Associate Professor, Department of English, the Maharaja Sayajirao University of Baroda, Vadodara. Email: neeti.singh-eng@msubaroda.ac.in

 Volume 12, Number 3, 2020 I Full Text PDF

DOI: 10.21659/rupkatha.v12n3.10

Abstract

This paper is an attempt to map the tourist-pilgrim’s journey and experience of the Akka Mahadevi caves in a manner where the material experience of the entire yatra (journey) subtly combines with the travel-narratives and spiritual persona of the 12th century Lingayat Virashaiva woman-saint-poet, in such a way as to create a complete and deeply enriching experience for the 21st century traveller.

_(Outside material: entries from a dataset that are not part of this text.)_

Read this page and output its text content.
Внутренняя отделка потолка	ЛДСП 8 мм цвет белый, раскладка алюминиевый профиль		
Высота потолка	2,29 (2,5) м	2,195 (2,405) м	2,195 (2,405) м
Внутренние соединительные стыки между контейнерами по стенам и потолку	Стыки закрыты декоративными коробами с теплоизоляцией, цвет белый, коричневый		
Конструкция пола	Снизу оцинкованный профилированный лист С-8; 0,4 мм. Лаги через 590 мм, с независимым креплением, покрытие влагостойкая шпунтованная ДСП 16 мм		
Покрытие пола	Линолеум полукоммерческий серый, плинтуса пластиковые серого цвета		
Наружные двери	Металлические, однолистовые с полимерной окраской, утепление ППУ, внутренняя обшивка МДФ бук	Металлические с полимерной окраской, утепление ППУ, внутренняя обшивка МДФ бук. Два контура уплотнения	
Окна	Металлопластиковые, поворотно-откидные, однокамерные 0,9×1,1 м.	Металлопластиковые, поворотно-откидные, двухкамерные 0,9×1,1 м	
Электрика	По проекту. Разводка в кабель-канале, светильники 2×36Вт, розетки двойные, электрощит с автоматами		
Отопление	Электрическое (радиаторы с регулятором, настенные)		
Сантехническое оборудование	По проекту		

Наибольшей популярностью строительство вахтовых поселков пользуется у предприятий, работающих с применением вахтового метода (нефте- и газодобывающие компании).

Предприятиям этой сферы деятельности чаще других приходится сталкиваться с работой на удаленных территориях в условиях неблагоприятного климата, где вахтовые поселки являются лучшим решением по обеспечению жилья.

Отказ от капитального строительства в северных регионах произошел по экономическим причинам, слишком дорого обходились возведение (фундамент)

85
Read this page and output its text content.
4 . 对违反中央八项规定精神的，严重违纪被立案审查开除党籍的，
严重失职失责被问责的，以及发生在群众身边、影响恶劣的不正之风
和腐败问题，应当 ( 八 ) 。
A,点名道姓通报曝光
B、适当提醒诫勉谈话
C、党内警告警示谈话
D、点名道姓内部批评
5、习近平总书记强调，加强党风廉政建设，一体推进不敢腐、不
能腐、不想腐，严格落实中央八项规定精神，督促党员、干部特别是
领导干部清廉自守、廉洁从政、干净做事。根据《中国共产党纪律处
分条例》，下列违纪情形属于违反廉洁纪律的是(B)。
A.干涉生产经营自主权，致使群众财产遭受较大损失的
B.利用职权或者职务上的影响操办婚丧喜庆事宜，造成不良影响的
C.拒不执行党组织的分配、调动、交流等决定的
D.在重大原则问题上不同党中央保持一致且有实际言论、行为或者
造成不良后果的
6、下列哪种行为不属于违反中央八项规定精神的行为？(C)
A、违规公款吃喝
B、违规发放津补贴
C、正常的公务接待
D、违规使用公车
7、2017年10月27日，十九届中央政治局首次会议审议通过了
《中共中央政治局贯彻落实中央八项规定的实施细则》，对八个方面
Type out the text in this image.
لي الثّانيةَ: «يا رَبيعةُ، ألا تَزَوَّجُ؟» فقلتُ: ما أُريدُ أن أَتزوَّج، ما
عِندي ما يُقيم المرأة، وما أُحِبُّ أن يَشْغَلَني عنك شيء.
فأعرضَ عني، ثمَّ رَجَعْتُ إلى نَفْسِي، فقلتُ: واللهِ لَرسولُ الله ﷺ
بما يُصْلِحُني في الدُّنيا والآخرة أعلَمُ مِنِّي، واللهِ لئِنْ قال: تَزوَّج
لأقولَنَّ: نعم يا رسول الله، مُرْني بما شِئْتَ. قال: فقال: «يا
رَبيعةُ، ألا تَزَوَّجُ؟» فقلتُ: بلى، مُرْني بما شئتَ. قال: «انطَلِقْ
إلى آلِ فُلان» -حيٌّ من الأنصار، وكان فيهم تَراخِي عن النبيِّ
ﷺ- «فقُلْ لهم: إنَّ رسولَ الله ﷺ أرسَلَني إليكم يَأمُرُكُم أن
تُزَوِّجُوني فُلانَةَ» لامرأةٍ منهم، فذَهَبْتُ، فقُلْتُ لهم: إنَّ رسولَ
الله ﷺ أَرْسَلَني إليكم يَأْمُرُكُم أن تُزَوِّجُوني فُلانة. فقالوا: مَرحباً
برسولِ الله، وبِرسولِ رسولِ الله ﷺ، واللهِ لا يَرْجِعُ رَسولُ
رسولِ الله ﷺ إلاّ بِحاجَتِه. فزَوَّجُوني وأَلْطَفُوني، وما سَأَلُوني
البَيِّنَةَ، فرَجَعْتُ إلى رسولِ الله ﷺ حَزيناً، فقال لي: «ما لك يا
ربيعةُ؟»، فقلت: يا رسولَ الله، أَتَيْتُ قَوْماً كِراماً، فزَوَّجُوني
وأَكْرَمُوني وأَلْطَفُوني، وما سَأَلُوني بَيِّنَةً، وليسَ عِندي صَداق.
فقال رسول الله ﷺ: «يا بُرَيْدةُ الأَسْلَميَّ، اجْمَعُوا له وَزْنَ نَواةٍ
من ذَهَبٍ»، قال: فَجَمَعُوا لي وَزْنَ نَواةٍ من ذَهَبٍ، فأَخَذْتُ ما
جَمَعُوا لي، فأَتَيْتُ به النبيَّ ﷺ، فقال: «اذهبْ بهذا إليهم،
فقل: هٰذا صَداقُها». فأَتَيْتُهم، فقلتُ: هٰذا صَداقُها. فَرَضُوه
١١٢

The journey to Akka Mahadevi Caves on the banks of River Krishna takes less than five hours of road-travel from Hyderabad, and the highway weaves through miles of farmland and forest area.  Akka Mahadevi it is said was initiated to Shiva bhakti by a travelling sadhu when she was merely ten years of age; following a life ridden with challenges she fled from her marital home and was accepted into the Lingayat fold headed by Allama Prabhu and Bassavana. In the last phase of her ascetic life she left Kalyana city and moved to a forest where she devoted herself solely to the worship of Lord Shiva (Cenna Mallikarjuna) in a cave in the Srisailam-Nallamal forest on the banks of River Krishna across the temple town of Srisailam, Kurnool district. The essay weaves with actual travel, Akka’s poetry (her vacanas) and lifeline and concludes with an analysis of the complex, radical challenges that fashioned the life and struggles of women ascetics like Mahadevi in an era that was primal and patriarchal. A reflection of the same is apparent in the semiotics of Mahadevi Akka’s poetry. Such active-travel that fuses present with past, has the potential to yoke the travelling subject to a higher collective experience and memory.

Keywords: Pilgrimage, Lingayat, Virashaiva, Saguna Bhakti, Spiritual tourism.